In order to extract textual content from a pdf it is probably more convenient to use an api like PDFTextStream. Generally the extraction is pretty simple but not exactly a 1-line solution. A code example is given below.
/** Get Content of PDF **/ PDFTextStreamConfig configuration=new PDFTextStreamConfig(); configuration.setTableDetectionEnabled(true); PDFTextStream stream = new PDFTextStream(new File(filePath)); StringBuilder text = new StringBuilder(); OutputTarget target = new OutputTarget(text); stream.pipe(target); content = target.getObject().toString();If we have to compare it with another similar API like Tika , i have to say that PDFTextStream is faster and it can give you more useful info. In particular Tika extracts raw textual information from a pdf, while PDFTextStream gives you structured text with correlated info such as character encoding, height, region of the text etc. The result is structured in Pages --> Blocks --> Lines --> TextUnits and below is an example of how we can get the pages from a pdf.

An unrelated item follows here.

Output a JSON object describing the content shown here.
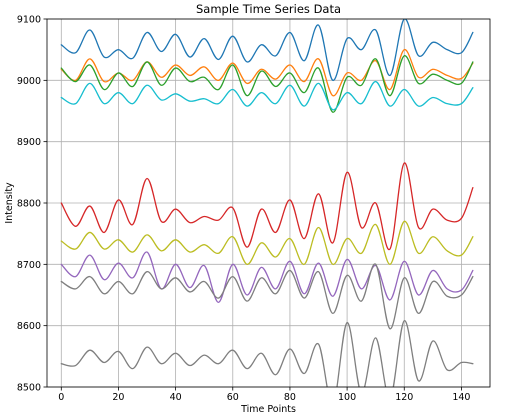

/** Get number of pages **/ int pageCnt = stream.getPageCnt(); for(int i = 0; i<=pageCount; i++){ Page page = stream.getPage(i); System.out.println("PAGE NR[" + i + "]:\n" + page); }In order to get the Blocks from a Page, the following code must be implemented. This will return the Blocks of a Page:
private List getBlocks(Page page) throws IOException { List listOfBlocks = new ArrayList(); int numBlockChilds = page.getTextContent().getChildCnt(); for (int i = 0; i < numBlockChilds; i++){ Block block = page.getTextContent().getChild(i); listOfBlocks.add(block); } return listOfBlocks; }
The final step in order to get raw textual information is to extract the text from the block:
private String block2txt(Block block) throws IOException { StringBuilder text = new StringBuilder(); OutputTarget target = new OutputTarget(text); block.pipe(target); String block_text = target.getObject().toString(); return block_text; }And this will return the text from a Block. Similarly we can navigate all content of the pdf and also extract the text from a Page or a Line.